Bloody Moon Eclipse Over Tokyo

Yesterday's eclipse of the moon was, fortunately, visible from Japan and occurred in the evening.

By the time I finished work at about 7 p.m., there was just a bright white sliver, about 1/16 of the moon, at the top of the lunar disk, and as I cycled home over the next half hour it got gradually smaller and smaller until, at about 7:45 p.m., the moon was almost entirely obscured - although still able to be identified by the reddish-brown tinge it had taken on. The color of the eclipse this time earned it the moniker of a "blood moon" - a suitably spooky one for an event so steeped in mystery and superstition.

Eclipse of the moon over Marunouchi, Tokyo.
Lunar eclipse over Marunouchi, Tokyo. (Yes, that dot in the sky!)
Almost as interesting as the eclipse itself was the reaction it elicited, of contained excitement and intense curiosity among the scores of people at almost every street corner or other vantage point.

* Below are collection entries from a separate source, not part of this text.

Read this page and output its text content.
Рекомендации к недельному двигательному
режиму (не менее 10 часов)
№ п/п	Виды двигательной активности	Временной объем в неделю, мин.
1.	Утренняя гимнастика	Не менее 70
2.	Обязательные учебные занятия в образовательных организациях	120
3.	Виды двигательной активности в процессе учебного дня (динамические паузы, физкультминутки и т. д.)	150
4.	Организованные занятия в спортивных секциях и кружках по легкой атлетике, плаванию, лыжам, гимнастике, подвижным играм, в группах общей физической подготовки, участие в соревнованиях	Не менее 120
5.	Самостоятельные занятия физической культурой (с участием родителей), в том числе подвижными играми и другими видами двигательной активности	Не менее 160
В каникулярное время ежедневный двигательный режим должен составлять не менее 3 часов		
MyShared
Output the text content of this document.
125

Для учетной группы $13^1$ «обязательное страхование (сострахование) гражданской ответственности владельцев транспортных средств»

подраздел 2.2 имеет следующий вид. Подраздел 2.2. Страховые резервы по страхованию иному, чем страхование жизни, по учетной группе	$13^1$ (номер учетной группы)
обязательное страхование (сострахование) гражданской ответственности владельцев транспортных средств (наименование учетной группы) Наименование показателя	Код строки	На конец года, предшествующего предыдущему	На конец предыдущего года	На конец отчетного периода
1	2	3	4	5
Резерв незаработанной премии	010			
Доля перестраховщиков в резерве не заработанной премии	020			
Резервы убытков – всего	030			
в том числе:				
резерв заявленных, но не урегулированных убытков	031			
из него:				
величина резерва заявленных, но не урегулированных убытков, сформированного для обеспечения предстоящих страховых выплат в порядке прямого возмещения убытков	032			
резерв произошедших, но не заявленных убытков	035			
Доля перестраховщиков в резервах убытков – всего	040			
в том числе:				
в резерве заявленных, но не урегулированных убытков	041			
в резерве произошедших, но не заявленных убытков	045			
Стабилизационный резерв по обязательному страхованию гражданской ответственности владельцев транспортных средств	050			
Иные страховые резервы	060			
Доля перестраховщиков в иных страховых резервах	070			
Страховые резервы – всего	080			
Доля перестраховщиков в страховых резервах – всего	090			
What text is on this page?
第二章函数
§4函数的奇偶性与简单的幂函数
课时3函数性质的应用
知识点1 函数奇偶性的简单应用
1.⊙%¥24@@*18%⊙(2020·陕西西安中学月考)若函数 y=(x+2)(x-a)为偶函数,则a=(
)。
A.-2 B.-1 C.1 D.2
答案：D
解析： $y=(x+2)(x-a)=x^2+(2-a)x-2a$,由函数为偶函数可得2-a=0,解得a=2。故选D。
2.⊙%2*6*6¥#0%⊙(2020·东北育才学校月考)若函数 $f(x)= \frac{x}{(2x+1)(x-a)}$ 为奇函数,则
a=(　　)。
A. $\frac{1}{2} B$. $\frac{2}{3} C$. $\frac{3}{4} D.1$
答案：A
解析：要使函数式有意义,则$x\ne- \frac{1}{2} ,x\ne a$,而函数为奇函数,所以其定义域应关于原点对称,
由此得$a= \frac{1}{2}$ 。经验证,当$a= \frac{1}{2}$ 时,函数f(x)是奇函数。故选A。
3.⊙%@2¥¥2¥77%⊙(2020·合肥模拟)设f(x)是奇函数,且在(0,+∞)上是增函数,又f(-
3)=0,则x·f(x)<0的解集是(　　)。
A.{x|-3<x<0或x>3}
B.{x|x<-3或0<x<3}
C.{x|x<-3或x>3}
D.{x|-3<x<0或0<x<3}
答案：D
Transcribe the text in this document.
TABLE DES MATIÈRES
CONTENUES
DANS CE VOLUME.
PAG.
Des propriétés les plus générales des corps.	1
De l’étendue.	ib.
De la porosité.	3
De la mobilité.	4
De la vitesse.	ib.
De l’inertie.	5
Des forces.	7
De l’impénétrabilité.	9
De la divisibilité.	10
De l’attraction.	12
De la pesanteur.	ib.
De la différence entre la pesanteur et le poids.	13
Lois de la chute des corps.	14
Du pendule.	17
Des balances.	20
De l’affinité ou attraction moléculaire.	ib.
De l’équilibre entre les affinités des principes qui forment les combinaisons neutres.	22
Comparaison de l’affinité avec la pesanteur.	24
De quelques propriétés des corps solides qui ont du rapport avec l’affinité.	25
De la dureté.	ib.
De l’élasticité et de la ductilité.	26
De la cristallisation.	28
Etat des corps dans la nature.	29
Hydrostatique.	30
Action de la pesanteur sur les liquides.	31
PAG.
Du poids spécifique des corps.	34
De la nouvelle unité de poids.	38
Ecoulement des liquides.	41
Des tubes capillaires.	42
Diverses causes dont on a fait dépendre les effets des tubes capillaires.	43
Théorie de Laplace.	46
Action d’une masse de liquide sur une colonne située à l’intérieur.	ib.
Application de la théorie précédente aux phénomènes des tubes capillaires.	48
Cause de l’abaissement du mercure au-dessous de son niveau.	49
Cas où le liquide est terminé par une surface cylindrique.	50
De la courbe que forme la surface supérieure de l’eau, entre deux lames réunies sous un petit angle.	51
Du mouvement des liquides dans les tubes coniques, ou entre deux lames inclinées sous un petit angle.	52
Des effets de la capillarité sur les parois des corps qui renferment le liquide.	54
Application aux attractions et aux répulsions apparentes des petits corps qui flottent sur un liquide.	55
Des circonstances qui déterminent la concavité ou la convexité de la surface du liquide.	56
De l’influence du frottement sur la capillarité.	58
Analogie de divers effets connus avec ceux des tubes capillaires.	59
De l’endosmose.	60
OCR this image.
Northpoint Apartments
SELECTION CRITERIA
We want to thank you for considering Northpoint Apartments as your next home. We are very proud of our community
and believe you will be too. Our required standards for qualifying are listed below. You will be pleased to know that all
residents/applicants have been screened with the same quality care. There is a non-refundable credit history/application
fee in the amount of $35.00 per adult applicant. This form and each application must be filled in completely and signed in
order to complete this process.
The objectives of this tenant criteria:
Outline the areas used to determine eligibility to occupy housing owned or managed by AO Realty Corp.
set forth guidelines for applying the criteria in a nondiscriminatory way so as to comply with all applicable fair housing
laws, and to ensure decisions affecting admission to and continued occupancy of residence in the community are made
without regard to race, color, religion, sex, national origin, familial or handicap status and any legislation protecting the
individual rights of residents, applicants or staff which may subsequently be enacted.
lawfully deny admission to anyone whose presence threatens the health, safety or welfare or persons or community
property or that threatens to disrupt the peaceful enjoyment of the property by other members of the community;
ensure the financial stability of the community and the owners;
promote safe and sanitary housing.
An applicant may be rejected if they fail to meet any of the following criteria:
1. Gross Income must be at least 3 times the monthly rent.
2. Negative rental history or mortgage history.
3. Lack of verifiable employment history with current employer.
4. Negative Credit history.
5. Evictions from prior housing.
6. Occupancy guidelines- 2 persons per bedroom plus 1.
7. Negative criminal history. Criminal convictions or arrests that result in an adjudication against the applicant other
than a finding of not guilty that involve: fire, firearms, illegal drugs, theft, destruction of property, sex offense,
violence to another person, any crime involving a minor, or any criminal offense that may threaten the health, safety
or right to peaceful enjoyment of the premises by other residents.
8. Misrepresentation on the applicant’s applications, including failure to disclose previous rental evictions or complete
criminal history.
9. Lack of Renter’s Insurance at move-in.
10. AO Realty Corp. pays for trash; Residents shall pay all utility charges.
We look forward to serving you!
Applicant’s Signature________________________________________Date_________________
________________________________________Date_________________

Cycling down past the Imperial Palace and through the Marunouchi district, I saw dozens and dozens of mobile phones somewhat futilely pointed at the night sky to record the event (I say futilely, because look at the meager result of mine above, taken on my phone!)

Once home I got out my camera and took a shot of the almost fully eclipsed moon from the balcony looking east. In this somewhat better shot, you can make out the red, fully eclipsed moon quite high in the sky. Below it, in the middle of the photo is the broad "coolly hat" silhouette of the Kokugikan (the headquarters of sumo in Japan) and, right behind it, the Edo Tokyo Museum - both in the Ryogoku district of Tokyo.

Red, fully eclipsed moon over the Kokugikan and Edo Tokyo Museum, Tokyo.
Red, fully eclipsed moon in the sky over the Kokugikan and Edo Tokyo Museum, Tokyo.

A lunar eclipse is called a gesshoku 月食 in Japanese, the first kanji being for "moon" and the second for "eat": a colorful rendition of a phenomenon where, indeed, the moon does appear to be being consumed.

Apparently this eclipse is one of only eight tetrads that will happen in the twenty-first century, a tetrad being a set of four eclipses. The first in this current tetrad took place in April, with the next two due to happen on April 4th and September 28th, 2015.